On Wed, Apr 29, 2009 at 7:18 AM, syrcro@gmx.de wrote:
Most WMF-Wiki contributors have none or only fair English language skills.
[[citation needed]] ;-)
I absolutely agree that WMF should continue its multilingual efforts and I consider our ability to produce so many language variants as one of our great strengths. That said, I suspect that greater than 50% of the editing community actually has decent English skills.
I'd base this supposition on two observations. One, the English language projects collectively have received 43% of all edits to all WMF projects (most of this is the English Wikipedia, of course). Secondly, even for people that primarily work in other languages, a significant fraction are likely to know English as a supplemental language. According to Wikipedia, roughly 1 in 10 people whose native tongue is not English will also know how to speak English, and I would argue that the demographics of the WMF crowd (e.g. skewed towards educated, tech savvy, first world types) would drive that ratio even higher than that.
So, putting those details together, I suspect that a majority of edits are in fact made by someone who is either working in English or would be capable of communicating in English if they needed to.be reached that way. By extension, I would suggest that around 50% of the WMF editing community is English capable.
Obviously these are crude numbers, but I think they serve as a reminder of the huge role that English plays in the WMF projects (some might even say a disproportionate role).
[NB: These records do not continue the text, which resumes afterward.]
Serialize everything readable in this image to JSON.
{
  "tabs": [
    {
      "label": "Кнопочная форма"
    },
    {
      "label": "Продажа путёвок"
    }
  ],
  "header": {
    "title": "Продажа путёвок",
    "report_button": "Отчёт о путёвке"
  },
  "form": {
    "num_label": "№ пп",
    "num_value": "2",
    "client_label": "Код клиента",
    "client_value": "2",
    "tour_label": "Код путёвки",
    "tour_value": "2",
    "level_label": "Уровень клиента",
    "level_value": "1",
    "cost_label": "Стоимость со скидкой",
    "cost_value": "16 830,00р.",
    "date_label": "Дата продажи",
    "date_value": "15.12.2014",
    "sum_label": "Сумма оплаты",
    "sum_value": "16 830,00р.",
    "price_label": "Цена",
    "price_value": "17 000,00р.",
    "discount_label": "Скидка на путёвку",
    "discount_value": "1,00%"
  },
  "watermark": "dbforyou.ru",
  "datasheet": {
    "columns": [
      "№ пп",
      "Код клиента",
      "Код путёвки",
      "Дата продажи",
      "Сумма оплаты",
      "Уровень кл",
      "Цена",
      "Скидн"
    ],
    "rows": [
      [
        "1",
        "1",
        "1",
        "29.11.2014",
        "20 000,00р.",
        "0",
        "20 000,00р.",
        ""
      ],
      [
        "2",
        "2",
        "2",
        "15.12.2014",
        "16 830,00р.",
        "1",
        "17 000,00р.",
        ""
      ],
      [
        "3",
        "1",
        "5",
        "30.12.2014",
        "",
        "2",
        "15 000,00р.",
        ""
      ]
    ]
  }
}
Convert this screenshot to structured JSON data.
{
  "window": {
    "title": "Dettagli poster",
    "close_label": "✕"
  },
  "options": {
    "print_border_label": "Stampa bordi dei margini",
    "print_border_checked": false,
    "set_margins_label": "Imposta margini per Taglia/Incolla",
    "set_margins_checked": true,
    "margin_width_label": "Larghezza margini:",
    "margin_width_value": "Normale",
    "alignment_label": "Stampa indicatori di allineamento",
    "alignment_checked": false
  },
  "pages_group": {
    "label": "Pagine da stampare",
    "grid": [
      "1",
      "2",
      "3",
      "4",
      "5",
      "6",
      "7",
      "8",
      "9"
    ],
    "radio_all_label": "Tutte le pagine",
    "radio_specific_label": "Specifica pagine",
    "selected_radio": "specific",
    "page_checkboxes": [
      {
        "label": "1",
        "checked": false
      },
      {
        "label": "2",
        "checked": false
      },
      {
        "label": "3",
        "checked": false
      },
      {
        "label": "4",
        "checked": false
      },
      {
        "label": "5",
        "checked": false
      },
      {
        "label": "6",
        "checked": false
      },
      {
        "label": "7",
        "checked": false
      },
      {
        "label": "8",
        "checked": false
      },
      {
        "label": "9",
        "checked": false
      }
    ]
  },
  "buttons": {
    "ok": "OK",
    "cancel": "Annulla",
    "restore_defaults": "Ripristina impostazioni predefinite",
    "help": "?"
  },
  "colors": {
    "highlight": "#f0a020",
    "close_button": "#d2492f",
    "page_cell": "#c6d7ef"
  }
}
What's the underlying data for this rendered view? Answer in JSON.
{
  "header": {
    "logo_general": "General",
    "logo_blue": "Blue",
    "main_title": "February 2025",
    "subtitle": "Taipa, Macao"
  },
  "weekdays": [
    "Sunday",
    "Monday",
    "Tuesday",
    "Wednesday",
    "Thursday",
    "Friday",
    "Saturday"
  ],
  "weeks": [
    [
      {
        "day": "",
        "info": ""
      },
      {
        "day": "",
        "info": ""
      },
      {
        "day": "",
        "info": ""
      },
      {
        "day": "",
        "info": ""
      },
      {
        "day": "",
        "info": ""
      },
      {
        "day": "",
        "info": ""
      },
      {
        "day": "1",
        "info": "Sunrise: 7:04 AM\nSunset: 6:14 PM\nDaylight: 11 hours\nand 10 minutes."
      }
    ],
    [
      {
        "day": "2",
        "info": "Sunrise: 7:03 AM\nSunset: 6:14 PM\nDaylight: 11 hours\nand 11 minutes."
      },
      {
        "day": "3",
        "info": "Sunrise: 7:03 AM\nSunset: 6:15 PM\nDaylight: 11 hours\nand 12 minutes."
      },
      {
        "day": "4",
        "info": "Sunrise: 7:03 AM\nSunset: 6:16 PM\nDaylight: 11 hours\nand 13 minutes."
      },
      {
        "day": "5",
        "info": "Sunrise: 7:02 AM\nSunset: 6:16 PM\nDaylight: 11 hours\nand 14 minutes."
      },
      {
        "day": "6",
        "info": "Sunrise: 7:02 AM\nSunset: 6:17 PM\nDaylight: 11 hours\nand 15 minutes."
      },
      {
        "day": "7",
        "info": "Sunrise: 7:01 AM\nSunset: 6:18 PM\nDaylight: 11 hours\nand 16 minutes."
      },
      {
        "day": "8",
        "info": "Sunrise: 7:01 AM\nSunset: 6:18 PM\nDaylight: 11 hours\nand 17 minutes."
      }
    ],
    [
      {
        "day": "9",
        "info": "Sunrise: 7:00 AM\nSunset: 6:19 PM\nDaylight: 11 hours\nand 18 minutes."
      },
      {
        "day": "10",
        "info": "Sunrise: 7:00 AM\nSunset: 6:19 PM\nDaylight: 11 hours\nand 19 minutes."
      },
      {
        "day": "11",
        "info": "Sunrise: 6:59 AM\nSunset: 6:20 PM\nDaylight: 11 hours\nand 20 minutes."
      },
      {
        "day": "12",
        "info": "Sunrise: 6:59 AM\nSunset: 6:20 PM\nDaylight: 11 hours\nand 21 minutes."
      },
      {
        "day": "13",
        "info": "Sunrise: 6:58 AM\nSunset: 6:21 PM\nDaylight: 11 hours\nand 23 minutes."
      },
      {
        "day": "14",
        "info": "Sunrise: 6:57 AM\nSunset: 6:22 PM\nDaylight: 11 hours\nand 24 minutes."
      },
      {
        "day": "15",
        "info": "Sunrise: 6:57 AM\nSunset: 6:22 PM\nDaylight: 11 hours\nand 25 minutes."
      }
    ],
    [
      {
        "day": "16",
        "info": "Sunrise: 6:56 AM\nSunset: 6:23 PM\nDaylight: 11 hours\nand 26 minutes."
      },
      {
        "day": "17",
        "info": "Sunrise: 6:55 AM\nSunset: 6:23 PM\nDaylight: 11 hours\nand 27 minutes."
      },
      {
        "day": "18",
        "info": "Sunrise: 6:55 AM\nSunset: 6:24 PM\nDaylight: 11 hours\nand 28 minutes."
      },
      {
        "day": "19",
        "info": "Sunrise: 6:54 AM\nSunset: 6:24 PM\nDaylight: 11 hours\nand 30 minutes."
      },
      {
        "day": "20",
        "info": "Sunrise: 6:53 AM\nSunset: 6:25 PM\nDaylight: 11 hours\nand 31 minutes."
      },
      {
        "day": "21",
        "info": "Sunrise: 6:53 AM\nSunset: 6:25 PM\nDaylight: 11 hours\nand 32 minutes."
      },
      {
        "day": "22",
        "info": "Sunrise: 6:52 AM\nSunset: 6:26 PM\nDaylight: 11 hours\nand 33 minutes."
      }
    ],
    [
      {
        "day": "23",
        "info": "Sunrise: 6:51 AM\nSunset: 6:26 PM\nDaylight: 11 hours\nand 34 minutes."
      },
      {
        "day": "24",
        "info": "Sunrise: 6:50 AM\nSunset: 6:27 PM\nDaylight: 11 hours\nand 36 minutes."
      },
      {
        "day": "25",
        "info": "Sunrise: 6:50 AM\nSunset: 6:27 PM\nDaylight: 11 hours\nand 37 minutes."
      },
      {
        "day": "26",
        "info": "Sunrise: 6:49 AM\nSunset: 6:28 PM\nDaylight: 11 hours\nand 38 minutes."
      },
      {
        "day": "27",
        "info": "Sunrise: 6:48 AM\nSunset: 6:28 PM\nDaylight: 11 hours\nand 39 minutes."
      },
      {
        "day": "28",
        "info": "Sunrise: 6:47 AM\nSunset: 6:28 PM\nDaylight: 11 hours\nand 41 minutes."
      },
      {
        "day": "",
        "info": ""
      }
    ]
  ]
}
Of course, even if my rough argument is true, I would not want to disenfranchise the many thousands of active contributors in the other 50% or disadvantage the many smaller projects, so such arguments should not be a detriment to our translation efforts. If anything, perhaps they should be a cause for concern and an impetus to further develop other language communities so that they come to more adequately reflect the distribution of languages in the world at large.